Soft Landing
Have you been flying anywhere lately? Although most people are not afraid of plane travels anymore, they are a bit tense during landing. It's not surprising: we all fear a crash or hard landing. Fortunately, the vast majority of air travels end with a soft landing, which means that the airplane reaches the ground without difficulty or damage.
But let’s leave aeronautics, what about the economy? In economics, soft landing means a period when economic growth slows down, but the economy does not enter recessions. In other words, soft landing is a cyclical downturn, that avoids triggering an economic crisis. It may also refer to a particular sector or market – such as the stock market – that slows down but doesn’t crash.
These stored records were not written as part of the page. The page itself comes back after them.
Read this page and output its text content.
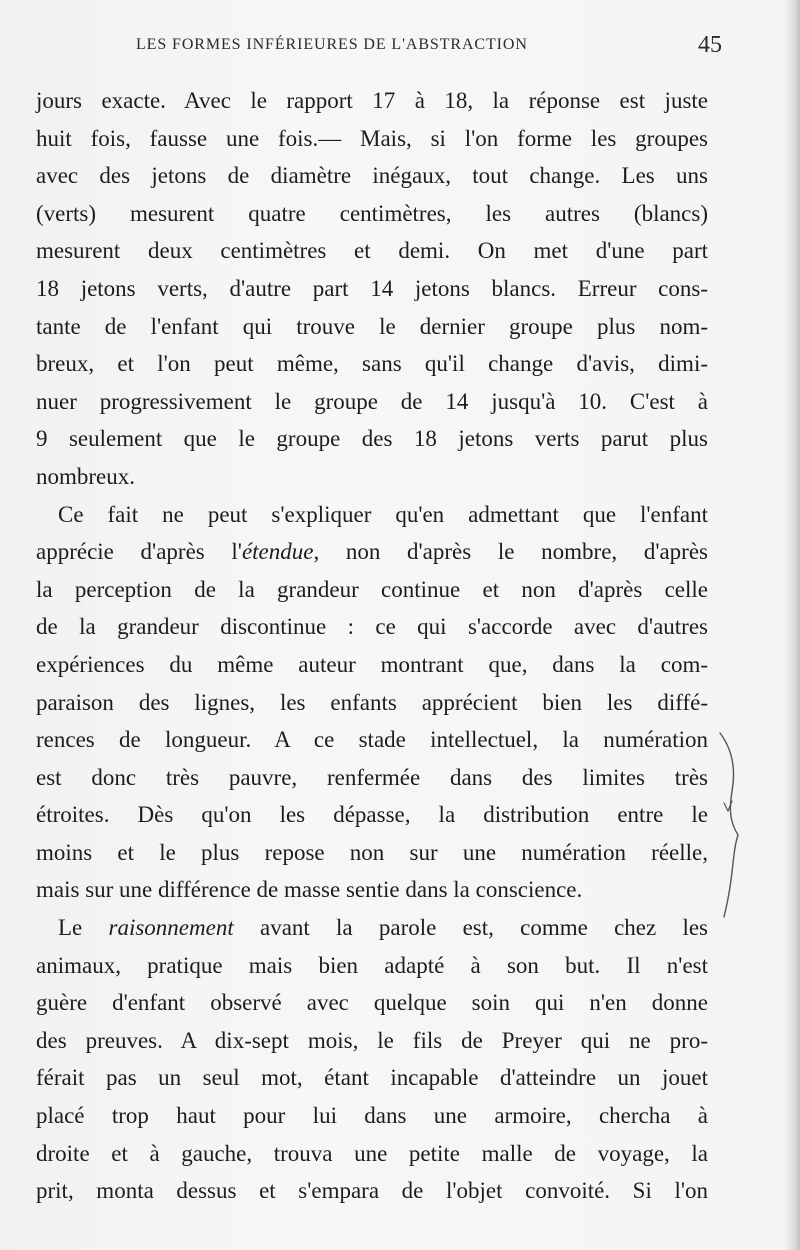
LES FORMES INFÉRIEURES DE L'ABSTRACTION	45
jours exacte. Avec le rapport 17 à 18, la réponse est juste
huit fois, fausse une fois.— Mais, si l'on forme les groupes
avec des jetons de diamètre inégaux, tout change. Les uns
(verts) mesurent quatre centimètres, les autres (blancs)
mesurent deux centimètres et demi. On met d'une part
18 jetons verts, d'autre part 14 jetons blancs. Erreur cons-
tante de l'enfant qui trouve le dernier groupe plus nom-
breux, et l'on peut même, sans qu'il change d'avis, dimi-
nuer progressivement le groupe de 14 jusqu'à 10. C'est à
9 seulement que le groupe des 18 jetons verts parut plus
nombreux.
Ce fait ne peut s'expliquer qu'en admettant que l'enfant
apprécie d'après l'étendue, non d'après le nombre, d'après
la perception de la grandeur continue et non d'après celle
de la grandeur discontinue : ce qui s'accorde avec d'autres
expériences du même auteur montrant que, dans la com-
paraison des lignes, les enfants apprécient bien les diffé-
rences de longueur. A ce stade intellectuel, la numération
est donc très pauvre, renfermée dans des limites très
étroites. Dès qu'on les dépasse, la distribution entre le
moins et le plus repose non sur une numération réelle,
mais sur une différence de masse sentie dans la conscience.
Le raisonnement avant la parole est, comme chez les
animaux, pratique mais bien adapté à son but. Il n'est
guère d'enfant observé avec quelque soin qui n'en donne
des preuves. A dix-sept mois, le fils de Preyer qui ne pro-
férait pas un seul mot, étant incapable d'atteindre un jouet
placé trop haut pour lui dans une armoire, chercha à
droite et à gauche, trouva une petite malle de voyage, la
prit, monta dessus et s'empara de l'objet convoité. Si l'on
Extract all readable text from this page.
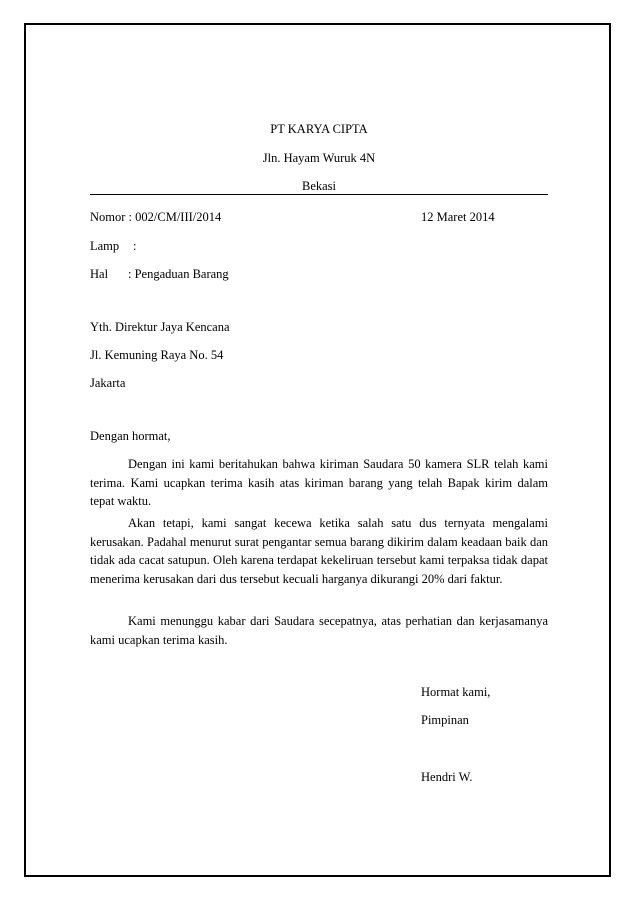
PT KARYA CIPTA
Jln. Hayam Wuruk 4N
Bekasi
Nomor : 002/CM/III/2014	12 Maret 2014
Lamp :
Hal : Pengaduan Barang
Yth. Direktur Jaya Kencana
Jl. Kemuning Raya No. 54
Jakarta
Dengan hormat,
Dengan ini kami beritahukan bahwa kiriman Saudara 50 kamera SLR telah kami terima. Kami ucapkan terima kasih atas kiriman barang yang telah Bapak kirim dalam tepat waktu.
Akan tetapi, kami sangat kecewa ketika salah satu dus ternyata mengalami kerusakan. Padahal menurut surat pengantar semua barang dikirim dalam keadaan baik dan tidak ada cacat satupun. Oleh karena terdapat kekeliruan tersebut kami terpaksa tidak dapat menerima kerusakan dari dus tersebut kecuali harganya dikurangi 20% dari faktur.
Kami menunggu kabar dari Saudara secepatnya, atas perhatian dan kerjasamanya kami ucapkan terima kasih.
Hormat kami,
Pimpinan
Hendri W.
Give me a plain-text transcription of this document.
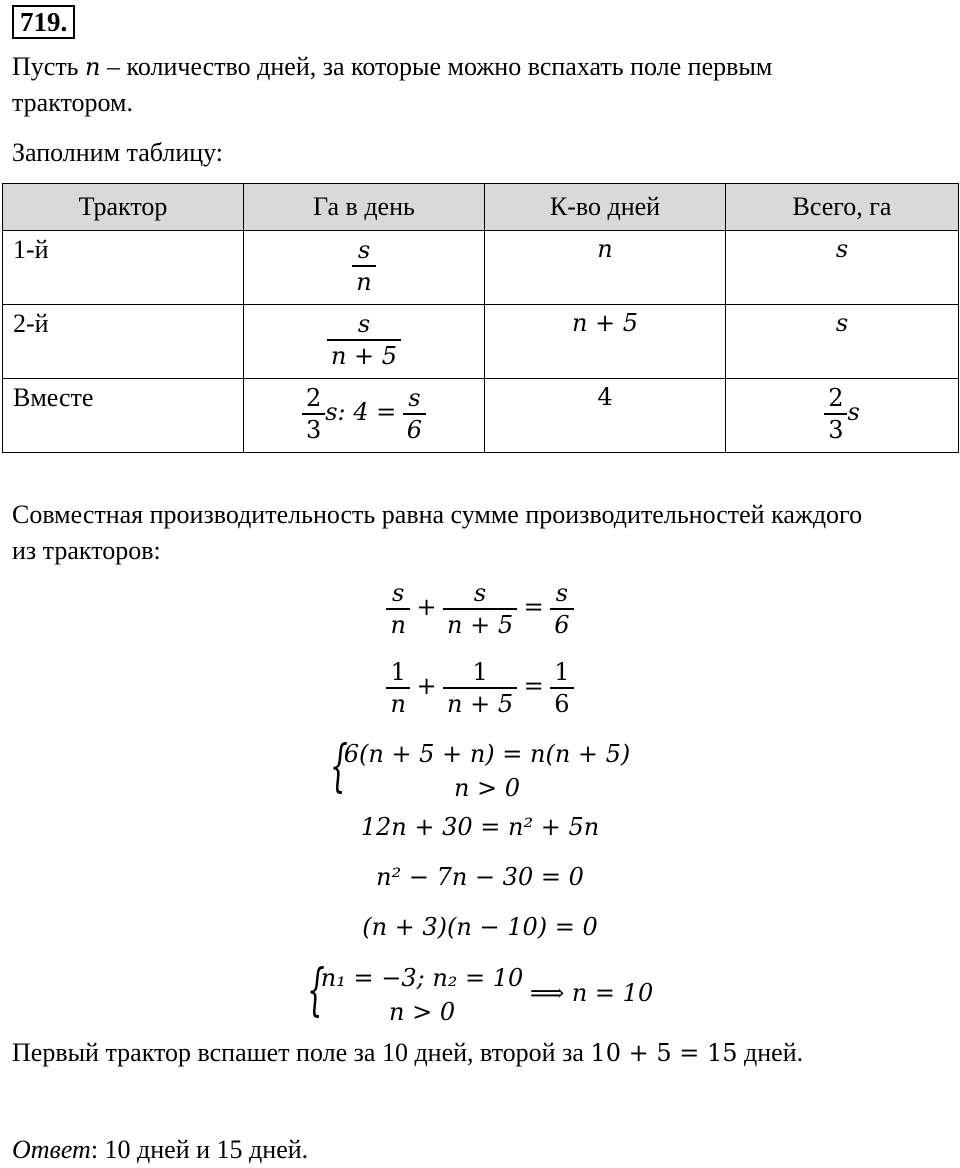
719.
Пусть n – количество дней, за которые можно вспахать поле первым
трактором.
Заполним таблицу:
Трактор	Га в день	К-во дней	Всего, га
1-й	$\frac{s}{n}$	n	s
2-й	$\frac{s}{n + 5}$	n + 5	s
Вместе	$\frac{2}{3} s$: $4 = \frac{s}{6}$	4	$\frac{2}{3}$ s
Совместная производительность равна сумме производительностей каждого
из тракторов:
$\frac{s}{n} + \frac{s}{n + 5} = \frac{s}{6}$
$\frac{1}{n} + \frac{1}{n + 5} = \frac{1}{6}$
{
6(n + 5 + n) = n(n + 5)
n > 0
12n + 30 = n² + 5n
n² − 7n − 30 = 0
(n + 3)(n − 10) = 0
{
n₁ = −3; n₂ = 10
n > 0
⟹ n = 10
Первый трактор вспашет поле за 10 дней, второй за 10 + 5 = 15 дней.
Ответ: 10 дней и 15 дней.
Soft landing is a Holy Grail for the officials who try their best through monetary policy and fiscal policy to prevent a hard landing. In particular, the Fed and other central banks try to raise interest rates high enough to prevent the economy from overheating and high inflation, but not high enough to cause a sharp decline in output.
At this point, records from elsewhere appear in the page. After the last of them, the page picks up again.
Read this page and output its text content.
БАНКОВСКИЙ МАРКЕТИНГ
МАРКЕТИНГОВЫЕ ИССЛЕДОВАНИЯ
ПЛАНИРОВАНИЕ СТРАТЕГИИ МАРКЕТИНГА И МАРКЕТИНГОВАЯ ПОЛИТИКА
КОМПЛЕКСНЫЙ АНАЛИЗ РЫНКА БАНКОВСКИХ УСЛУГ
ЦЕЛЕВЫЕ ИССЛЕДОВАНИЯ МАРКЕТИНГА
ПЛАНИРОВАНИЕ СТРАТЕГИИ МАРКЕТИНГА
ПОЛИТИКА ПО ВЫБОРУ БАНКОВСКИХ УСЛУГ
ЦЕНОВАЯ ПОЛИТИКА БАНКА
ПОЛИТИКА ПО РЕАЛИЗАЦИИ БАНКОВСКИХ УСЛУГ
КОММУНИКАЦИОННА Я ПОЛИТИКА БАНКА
However, the Fed’s track record is rather poor. Please look at the chart below. As one can see, the only true soft landing in the history of the Fed’s tightening cycles and the US business cycle occurred in 1994-1995, when Alan Greenspan managed to raise the federal funds rate and didn’t bring about a financial crisis and recession.
Chart 1: Federal funds rate (green line, right axis, in %) and the US real GDP growth (red line, left axis, annual percentage change) from Q1 1955 to Q4 2019.
Gold and Soft Landing
What is the link between gold and soft landing? Well, it’s not a mystery that gold prefers it when the economic downturn ends with recession. The harder the landing, the better for gold prices. In the 1990s, gold was in the bear market, while after the Great Recession, gold reached its peak.
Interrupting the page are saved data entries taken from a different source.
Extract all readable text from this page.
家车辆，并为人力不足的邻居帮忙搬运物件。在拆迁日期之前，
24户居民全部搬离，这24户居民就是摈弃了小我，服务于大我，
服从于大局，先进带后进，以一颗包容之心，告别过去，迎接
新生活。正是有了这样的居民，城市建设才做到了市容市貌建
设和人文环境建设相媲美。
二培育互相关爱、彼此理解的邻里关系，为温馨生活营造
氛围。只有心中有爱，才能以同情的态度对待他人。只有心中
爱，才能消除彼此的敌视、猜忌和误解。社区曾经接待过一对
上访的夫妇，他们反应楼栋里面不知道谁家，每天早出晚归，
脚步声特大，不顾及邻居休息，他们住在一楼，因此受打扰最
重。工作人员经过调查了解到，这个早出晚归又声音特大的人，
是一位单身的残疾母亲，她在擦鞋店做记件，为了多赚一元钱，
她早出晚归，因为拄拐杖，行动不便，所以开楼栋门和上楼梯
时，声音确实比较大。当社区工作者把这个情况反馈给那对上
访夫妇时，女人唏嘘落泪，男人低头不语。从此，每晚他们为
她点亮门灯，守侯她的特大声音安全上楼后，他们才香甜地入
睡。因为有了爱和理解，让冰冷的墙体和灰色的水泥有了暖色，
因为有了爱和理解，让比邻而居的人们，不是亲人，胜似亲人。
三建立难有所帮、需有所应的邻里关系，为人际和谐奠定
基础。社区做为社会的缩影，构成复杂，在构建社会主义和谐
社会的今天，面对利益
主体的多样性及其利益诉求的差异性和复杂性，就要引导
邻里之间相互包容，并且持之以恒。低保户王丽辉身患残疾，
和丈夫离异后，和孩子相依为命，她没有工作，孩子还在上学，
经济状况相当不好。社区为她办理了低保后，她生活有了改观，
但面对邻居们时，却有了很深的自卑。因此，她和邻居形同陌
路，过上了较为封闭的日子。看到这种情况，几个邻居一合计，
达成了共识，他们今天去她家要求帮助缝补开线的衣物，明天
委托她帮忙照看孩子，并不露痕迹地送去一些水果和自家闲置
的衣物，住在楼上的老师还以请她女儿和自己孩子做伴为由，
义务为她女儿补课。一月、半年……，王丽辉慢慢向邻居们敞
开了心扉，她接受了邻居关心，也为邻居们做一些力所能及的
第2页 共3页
However, soft landings are rare. And they often result in later crises – Greenspan perhaps avoided the hard landing in the mid-1990s, but his policy contributed to the following dot-com bubble.
And, funny thing, the pundits often expect the soft landing, while the reality brings recession. Our favorite example is the IMF’s report dated back on August 6, 2007, entitled “Soft Landing Ahead for U.S. Economy”. Well, that’s not exactly how economic life went on. Gold, which is a safe-haven assets, should benefit from such surprises.